May 2, 2006 19:48 by jan

image 18 days into a bike ride from doorstep (London) to Istanbul (Turkey). Hot and sunny here in Germany today ve are having ze rest day - walked around Dillingen today, Bavaria charm, ... tent planted by the river, plus a marvelous washing line of 2 weeks dirty laundry. Looks good from the other river bank.

1600km so far, all cylinders firing. Tough to get fit at first, carrying 4 bags on a bike takes getting used to, but don't notice it now. Good to set up camp and cook our own meals. Naturally, we have cheated and used the occasional hotel. Have used gas cooker to make dinner on bedroom window sill, so hotels need not be that expensive.

England & France done, now following Danube river downstream to Budapest, going though Austria and Hungary. then its Slovakia, Romania and finally turkey.

To re-cap on last 2 weeks:-

image Had a marvelous send-off at my house with cycling friends and parents - Keith, Gavin, Maree, Ray, Rhona and Rod - lots of nosh, easter egg hunt (well done Maree), a little beer.

Beautiful weather in France and enjoyed all things French.

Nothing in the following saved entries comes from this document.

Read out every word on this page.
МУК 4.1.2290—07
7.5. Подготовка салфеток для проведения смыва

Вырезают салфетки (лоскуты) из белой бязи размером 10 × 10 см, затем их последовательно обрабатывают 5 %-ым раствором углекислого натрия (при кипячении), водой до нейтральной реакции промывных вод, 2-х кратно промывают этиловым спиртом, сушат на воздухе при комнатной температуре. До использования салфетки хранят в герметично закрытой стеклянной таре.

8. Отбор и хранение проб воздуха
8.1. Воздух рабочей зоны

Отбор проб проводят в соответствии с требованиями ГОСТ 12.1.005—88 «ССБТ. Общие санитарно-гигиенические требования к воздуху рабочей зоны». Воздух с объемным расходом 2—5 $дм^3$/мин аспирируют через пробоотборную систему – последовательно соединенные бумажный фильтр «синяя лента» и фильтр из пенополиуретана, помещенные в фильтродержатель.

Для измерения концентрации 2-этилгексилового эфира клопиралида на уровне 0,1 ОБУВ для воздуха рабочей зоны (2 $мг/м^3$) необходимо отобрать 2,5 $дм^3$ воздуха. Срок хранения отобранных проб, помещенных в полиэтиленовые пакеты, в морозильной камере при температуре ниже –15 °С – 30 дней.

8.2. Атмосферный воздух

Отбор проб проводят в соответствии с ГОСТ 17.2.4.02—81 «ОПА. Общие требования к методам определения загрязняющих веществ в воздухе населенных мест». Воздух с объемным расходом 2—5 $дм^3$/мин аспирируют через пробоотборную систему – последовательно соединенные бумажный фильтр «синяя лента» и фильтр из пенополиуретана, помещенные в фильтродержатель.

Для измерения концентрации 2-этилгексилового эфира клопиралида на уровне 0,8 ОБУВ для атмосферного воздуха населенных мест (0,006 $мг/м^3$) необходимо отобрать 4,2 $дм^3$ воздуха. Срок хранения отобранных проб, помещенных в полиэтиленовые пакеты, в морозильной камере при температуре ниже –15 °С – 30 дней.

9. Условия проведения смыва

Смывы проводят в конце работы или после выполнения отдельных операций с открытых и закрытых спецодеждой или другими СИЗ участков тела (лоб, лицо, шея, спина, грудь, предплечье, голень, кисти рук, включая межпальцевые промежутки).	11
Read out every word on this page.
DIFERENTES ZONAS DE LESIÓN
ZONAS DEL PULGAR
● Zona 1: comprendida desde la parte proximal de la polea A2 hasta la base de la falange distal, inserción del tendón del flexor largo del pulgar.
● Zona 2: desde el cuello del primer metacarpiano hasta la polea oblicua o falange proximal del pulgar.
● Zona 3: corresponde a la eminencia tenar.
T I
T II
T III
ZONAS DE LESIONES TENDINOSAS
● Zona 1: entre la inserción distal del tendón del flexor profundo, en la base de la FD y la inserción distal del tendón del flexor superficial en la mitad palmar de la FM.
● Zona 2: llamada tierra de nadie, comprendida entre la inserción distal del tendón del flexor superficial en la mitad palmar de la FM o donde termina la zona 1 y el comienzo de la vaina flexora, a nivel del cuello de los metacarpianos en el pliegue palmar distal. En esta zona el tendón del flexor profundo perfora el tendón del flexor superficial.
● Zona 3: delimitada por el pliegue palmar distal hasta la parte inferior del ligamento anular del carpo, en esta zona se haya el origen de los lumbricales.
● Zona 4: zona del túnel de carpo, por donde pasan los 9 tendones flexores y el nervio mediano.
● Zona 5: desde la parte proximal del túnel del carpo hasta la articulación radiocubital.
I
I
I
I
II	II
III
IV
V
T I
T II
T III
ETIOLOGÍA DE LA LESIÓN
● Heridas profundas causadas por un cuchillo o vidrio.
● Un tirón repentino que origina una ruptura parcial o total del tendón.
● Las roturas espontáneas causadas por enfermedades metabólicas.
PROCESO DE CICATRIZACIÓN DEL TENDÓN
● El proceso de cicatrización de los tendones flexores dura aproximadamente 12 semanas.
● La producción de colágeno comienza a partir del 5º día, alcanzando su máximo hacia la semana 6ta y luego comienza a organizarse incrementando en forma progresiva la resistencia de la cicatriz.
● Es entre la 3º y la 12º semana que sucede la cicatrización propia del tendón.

Saw the northern part of France where the WW1 graves are. Verdun was great, then over the Vosges hills to the "Route du Vin" where we had a few gustations (free wine tasting). This a fabulous part of France with beautiful villages. Champagne was very cheap, so naturally we used it like water.

Gavin have to leave early, but expect he'll be back here to complete the journey.

The Danube bike path is excellent and all cycling is virtually traffic free. camping most of the time now. pitched our tents next to a "mayfest" one night with German beer hall music oom-pah-pah, followed by an excellent rock band. Keith is now really into rock. we were the guests of honour with a presentation of gifts, free entry, and food and beer vouchers!!! image

Another day stopped at a 'biergarten' where there were dozens of cyclists. the weather has been a mixed bag with deep snow on one mountain road, a heavy frost with frozen bikes, but plenty of sun, tailwinds and not too much rain. glad to have a warm comfortable sleeping bag and lightweight tent.

The Danube is at a very high level and we have ridden through some flooding. So we are riding into the unknown as we are not sure how the flooding is going to affect us lower down. We are missing Gavin, Maree, Ray and Rhona, Rod but are looking forward to Peter's arrival.

Off to buy some more soap now - and cigarettes - catch you later.